A companion article in this series presents our own analysis of vacancy data, examining who is hiring for AI skills, in which roles, and how advertised wages in exposed occupations are evolving.

What this means for policy — and practice

The combination of the Acemoglu-Restrepo framework, the J-curve thesis, and the task-based evidence points to a challenging but navigable landscape. The risks are real but not yet realised. The window for proactive planning is open but will not stay open indefinitely.

For regional and local government, the most valuable step is to understand the specific occupational profile of your area. The same technology will hit different places very differently, depending on the mix of industries and occupations, the demographic profile of exposed workers, and the availability of retraining pathways. Generic national-level exposure figures are a poor guide to local policy. The next article in this series explores what a place-based analysis looks like in practice.

For firms, the question is not whether to adopt AI but how to reorganise around it.

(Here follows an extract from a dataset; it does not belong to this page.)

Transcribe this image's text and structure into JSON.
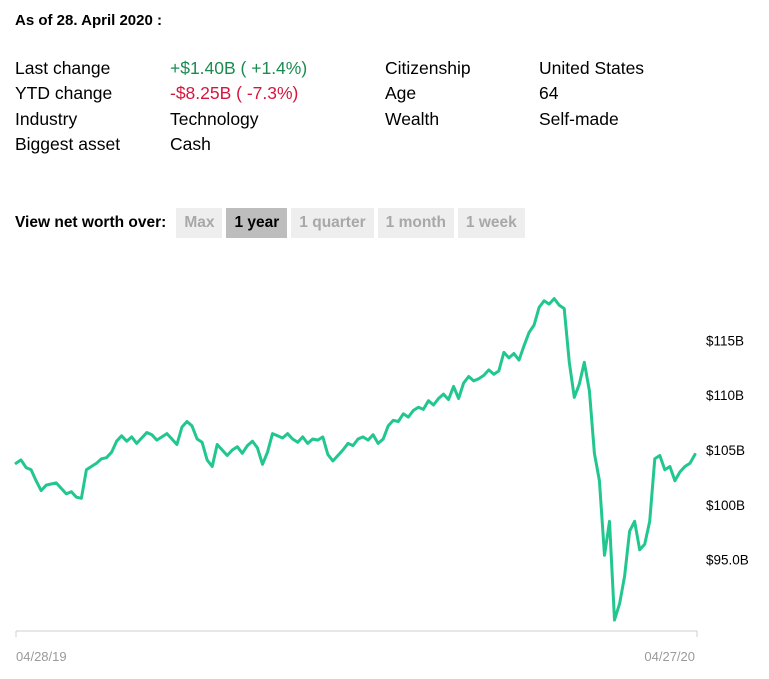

The companies that treat AI as a tool to bolt on to existing processes will capture a fraction of its value. Those that rethink how work is structured — which tasks belong together, which can be delegated to machines, and which new capabilities become possible — will capture far more. A later article sets out a framework for approaching this.

Notes

  1. The accountancy example is illustrative. Autor (2015) discusses this and other cases in "Why Are There Still So Many Jobs? The History and Future of Workplace Automation," Journal of Economic Perspectives, 29(3), 3–30.
  2. Acemoglu, D. and P. Restrepo (2019). "Automation and New Tasks: How Technology Displaces and Reinstates Labor." Journal of Economic Perspectives, 33(2), 3–30. See also Acemoglu, D. and P. Restrepo (2018). "Artificial Intelligence, Automation and Work." NBER Working Paper No. 24196.
  3. Brynjolfsson, E., D. Li, and L. Raymond (2023). "Generative AI at Work." NBER Working Paper No. 31161.
  4. Eloundou, T., S. Manning, P. Mishkin, and D. Rock (2023). "GPTs are GPTs: An Early Look at the Labor Market Impact Potential of Large Language Models." arXiv:2303.10130.
  5. Gmyrek, P., J. Berg, and D. Bescond (2025). "The jobs and skills implications of generative artificial intelligence." ILO Working Brief 17.
  6. Gmyrek et al. (2025) find that women are roughly twice as exposed as men in high-income countries, driven largely by the concentration of women in clerical and administrative roles. Pizzinelli et al. (2023) at the IMF report a similar finding across a wider set of countries.
  7. Gans, J.S. and A. Goldfarb (2026). "O-Ring Automation." NBER Working Paper 34639.
  8. Anthropic's own research finds no systematic increase in unemployment for highly exposed workers since late 2022, but suggestive evidence that hiring of younger workers has slowed in exposed occupations. See Massenkoff, M. and P. McCrory (2026). "Labor market impacts of AI: A new measure and early evidence." Anthropic Research.